Celebrating women’s determination to make their own choices and be their authentic selves is demonstrated both by the art and the lives of award-winning local photographer Chelsea Bradway and Renaissance woman Bobbi Gibb.
Creations recognizing women’s empowerment by both artists will be on display at the Hopkinton Center for the Arts (HCA) show Breaking Away, running from March 8 through April 20 in the Lotvin Family Gallery.
“March is International Women’s Month and I wanted to do something to acknowledge that and celebrate women,” said Sarah Alexander, HCA’s director of visual arts. So Alexander approached both artists, who she calls “two really powerful women.”
Bradway focuses on the strength of ordinary women in her “Be a Lady They Said” series of photos that will be displayed during the show. Smaller versions of the 200 black and white photos she took of women and girls during the middle of the COVID pandemic will be hung from clothes lines along one wall of the Breaking Away exhibit. The series takes its name from the poem by Camille Rainville, which lists all the strictures women face through their lives.
In contrast to the poem, Bradway asked her subjects, who come from all walks of life, to bring whatever was important to them to her unadorned studio and pose in any way they liked.

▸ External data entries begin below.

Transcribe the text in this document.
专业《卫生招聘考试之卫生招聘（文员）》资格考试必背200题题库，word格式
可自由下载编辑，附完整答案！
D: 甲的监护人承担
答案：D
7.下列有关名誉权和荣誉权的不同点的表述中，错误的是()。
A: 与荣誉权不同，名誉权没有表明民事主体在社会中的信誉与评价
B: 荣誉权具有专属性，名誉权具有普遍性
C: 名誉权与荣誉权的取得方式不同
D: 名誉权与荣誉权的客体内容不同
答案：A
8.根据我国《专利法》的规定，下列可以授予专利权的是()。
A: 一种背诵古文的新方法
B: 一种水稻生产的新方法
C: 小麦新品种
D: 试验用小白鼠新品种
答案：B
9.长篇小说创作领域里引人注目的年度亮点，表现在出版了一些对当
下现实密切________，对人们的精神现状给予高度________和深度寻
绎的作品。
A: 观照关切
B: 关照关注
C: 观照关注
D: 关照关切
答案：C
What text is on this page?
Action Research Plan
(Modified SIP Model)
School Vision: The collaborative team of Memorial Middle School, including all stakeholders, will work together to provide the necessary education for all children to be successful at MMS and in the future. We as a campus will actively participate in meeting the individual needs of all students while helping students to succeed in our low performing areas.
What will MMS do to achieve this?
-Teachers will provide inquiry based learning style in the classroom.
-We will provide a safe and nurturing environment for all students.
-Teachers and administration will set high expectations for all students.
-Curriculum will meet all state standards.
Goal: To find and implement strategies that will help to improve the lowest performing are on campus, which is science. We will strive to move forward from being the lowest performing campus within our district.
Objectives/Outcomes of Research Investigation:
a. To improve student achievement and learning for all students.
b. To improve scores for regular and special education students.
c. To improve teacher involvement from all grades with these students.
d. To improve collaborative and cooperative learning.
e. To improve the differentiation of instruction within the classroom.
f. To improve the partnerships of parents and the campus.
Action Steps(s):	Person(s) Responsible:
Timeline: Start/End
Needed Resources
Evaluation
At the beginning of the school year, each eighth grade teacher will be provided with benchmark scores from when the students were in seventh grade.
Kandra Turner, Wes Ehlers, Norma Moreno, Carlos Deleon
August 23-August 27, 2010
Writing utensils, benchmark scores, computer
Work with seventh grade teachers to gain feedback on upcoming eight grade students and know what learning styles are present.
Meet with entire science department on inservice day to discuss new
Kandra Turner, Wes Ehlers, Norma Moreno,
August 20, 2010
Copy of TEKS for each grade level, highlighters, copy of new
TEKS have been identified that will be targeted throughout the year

The “women were allowed to present their authentic selves, and to express through their faces and bodies how they felt: free to project their own force, strength, vulnerability, curiosity, whatever they were feeling about their place in the world,” wrote Bradway in her artist’s statement.
Saying her job as an artist was to gather all the individual assertions into one powerful voice of women seeking and being empowered, Bradway concluded, “This exhibition is my way to say that the female voices are whispering, speaking and shouting through these photographs, we will not be quiet.”

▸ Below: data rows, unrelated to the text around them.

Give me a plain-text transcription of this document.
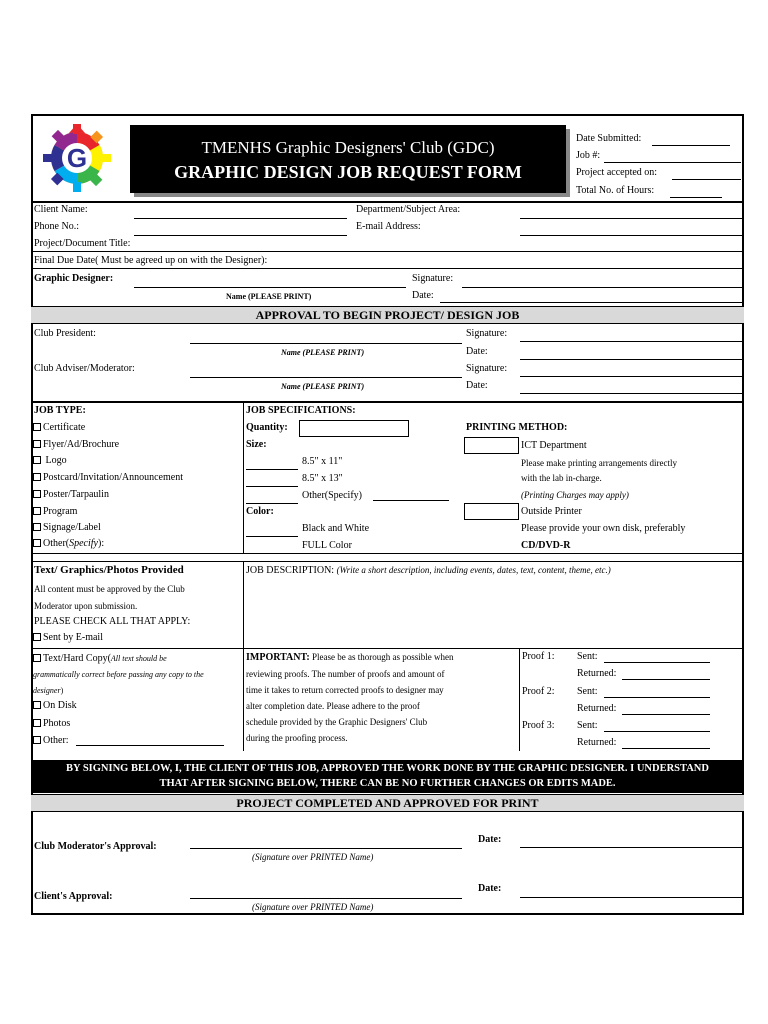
G	TMENHS Graphic Designers' Club (GDC)
GRAPHIC DESIGN JOB REQUEST FORM
Date Submitted:
Job #:
Project accepted on:
Total No. of Hours:
Client Name:	Department/Subject Area:
Phone No.:	E-mail Address:
Project/Document Title:
Final Due Date( Must be agreed up on with the Designer):
Graphic Designer:
Name (PLEASE PRINT)
Signature:
Date:
APPROVAL TO BEGIN PROJECT/ DESIGN JOB
Club President:
Name (PLEASE PRINT)
Signature:
Date:
Club Adviser/Moderator:
Name (PLEASE PRINT)
Signature:
Date:
JOB TYPE:
Certificate
Flyer/Ad/Brochure
Logo
Postcard/Invitation/Announcement
Poster/Tarpaulin
Program
Signage/Label
Other(Specify):
JOB SPECIFICATIONS:
Quantity:
Size:
8.5" x 11"
8.5" x 13"
Other(Specify)
Color:
Black and White
FULL Color
PRINTING METHOD:
ICT Department
Please make printing arrangements directly
with the lab in-charge.
(Printing Charges may apply)
Outside Printer
Please provide your own disk, preferably
CD/DVD-R
Text/ Graphics/Photos Provided
All content must be approved by the Club
Moderator upon submission.
PLEASE CHECK ALL THAT APPLY:
Sent by E-mail
Text/Hard Copy(All text should be
grammatically correct before passing any copy to the
designer)
On Disk
Photos
Other:
JOB DESCRIPTION: (Write a short description, including events, dates, text, content, theme, etc.)
IMPORTANT: Please be as thorough as possible when
reviewing proofs. The number of proofs and amount of
time it takes to return corrected proofs to designer may
alter completion date. Please adhere to the proof
schedule provided by the Graphic Designers' Club
during the proofing process.
Proof 1: Sent:
Returned:
Proof 2: Sent:
Returned:
Proof 3: Sent:
Returned:
BY SIGNING BELOW, I, THE CLIENT OF THIS JOB, APPROVED THE WORK DONE BY THE GRAPHIC DESIGNER. I UNDERSTAND
THAT AFTER SIGNING BELOW, THERE CAN BE NO FURTHER CHANGES OR EDITS MADE.
PROJECT COMPLETED AND APPROVED FOR PRINT
Club Moderator's Approval:
(Signature over PRINTED Name)
Date:
Client's Approval:
(Signature over PRINTED Name)
Date:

All the women and girls shown in the 200 photos will be invited to the HCA show.
Gibb, an icon of female empowerment, was the first woman to run the Boston Marathon in 1966. Dropping into the race as an unregistered participant since women then were not allowed to run in competitions longer than a mile-and-a-half, she finished ahead of two-thirds of the male runners with a time of three hours, 21 minutes, 40 seconds.
Besides her athletic prowess, Gibb is an attorney, has worked as a neuroscientist and expresses herself through her writings, sculptures and paintings. The HCA show will feature a selection of her smaller bronze sculptures of women in motion along with impressionistic and abstract paintings reflecting the patterns she feels a kinship with in nature. “Each living thing seems so exquisitely aware of itself. It speaks to me in a language beyond words,” she wrote in her book ‘Wind in the Fire.’ ”

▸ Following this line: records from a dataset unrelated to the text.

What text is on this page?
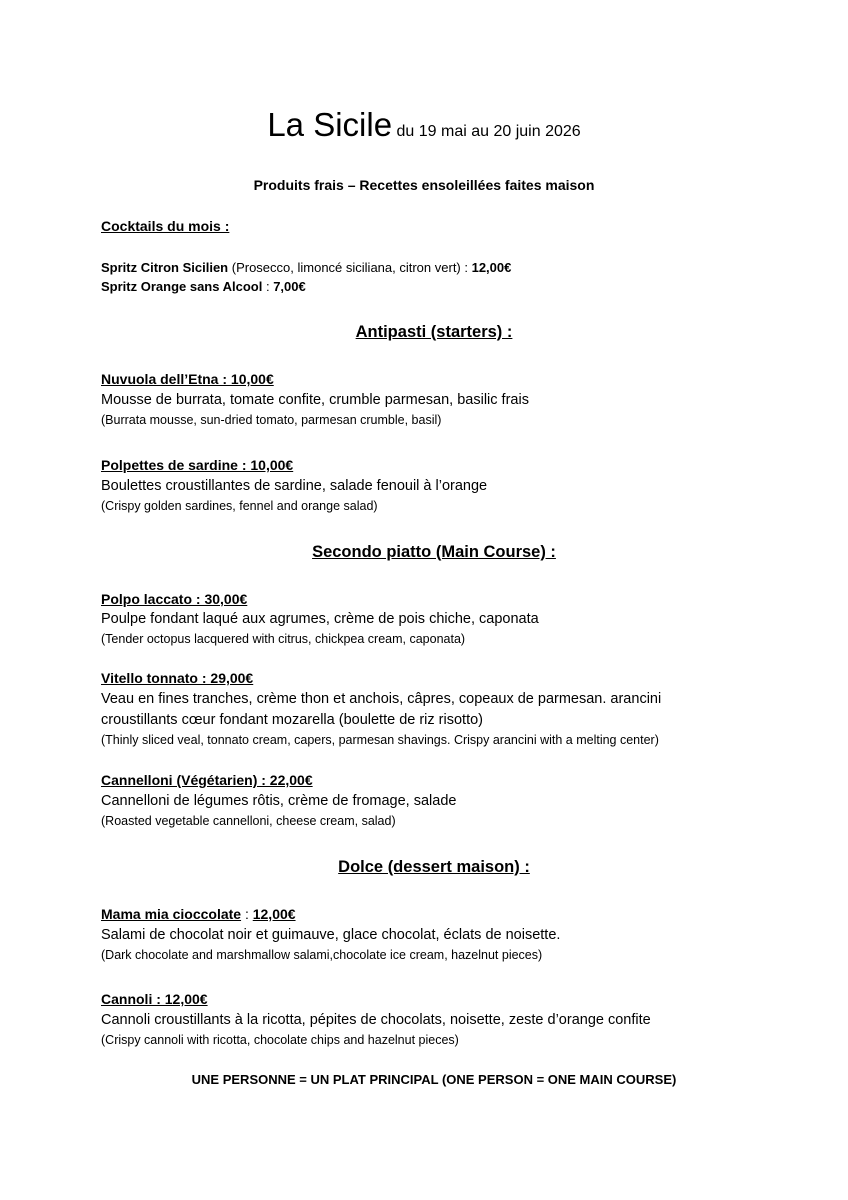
La Sicile du 19 mai au 20 juin 2026
Produits frais – Recettes ensoleillées faites maison
Cocktails du mois :
Spritz Citron Sicilien (Prosecco, limoncé siciliana, citron vert) : 12,00€
Spritz Orange sans Alcool : 7,00€
Antipasti (starters) :
Nuvuola dell’Etna : 10,00€
Mousse de burrata, tomate confite, crumble parmesan, basilic frais
(Burrata mousse, sun-dried tomato, parmesan crumble, basil)
Polpettes de sardine : 10,00€
Boulettes croustillantes de sardine, salade fenouil à l’orange
(Crispy golden sardines, fennel and orange salad)
Secondo piatto (Main Course) :
Polpo laccato : 30,00€
Poulpe fondant laqué aux agrumes, crème de pois chiche, caponata
(Tender octopus lacquered with citrus, chickpea cream, caponata)
Vitello tonnato : 29,00€
Veau en fines tranches, crème thon et anchois, câpres, copeaux de parmesan. arancini
croustillants cœur fondant mozarella (boulette de riz risotto)
(Thinly sliced veal, tonnato cream, capers, parmesan shavings. Crispy arancini with a melting center)
Cannelloni (Végétarien) : 22,00€
Cannelloni de légumes rôtis, crème de fromage, salade
(Roasted vegetable cannelloni, cheese cream, salad)
Dolce (dessert maison) :
Mama mia cioccolate : 12,00€
Salami de chocolat noir et guimauve, glace chocolat, éclats de noisette.
(Dark chocolate and marshmallow salami,chocolate ice cream, hazelnut pieces)
Cannoli : 12,00€
Cannoli croustillants à la ricotta, pépites de chocolats, noisette, zeste d’orange confite
(Crispy cannoli with ricotta, chocolate chips and hazelnut pieces)
UNE PERSONNE = UN PLAT PRINCIPAL (ONE PERSON = ONE MAIN COURSE)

Breaking Away also will include historical photographs and articles about Gibb and her 1966 trailblazing run for women. In addition, HCA currently is the site for Gibb’s sculpture memorializing her first marathon run, A Girl in Motion. The sculpture will be placed in its permanent home near the Boston Marathon start line in the near future.
Reflecting on the show that combines the artists’ talents, Alexander said, “We wanted the powerful running figures to have a conversation with the photos of these ordinary women from all walks of life. And be a celebration of all that is strong and beautiful about women.”
Breaking Away is free and open to the public. Those visiting the gallery at 98 Hayden Rowe Street are invited to donate menstrual care products for Dignity Matters, a charity that assists women and girls who are without a home or living in poverty.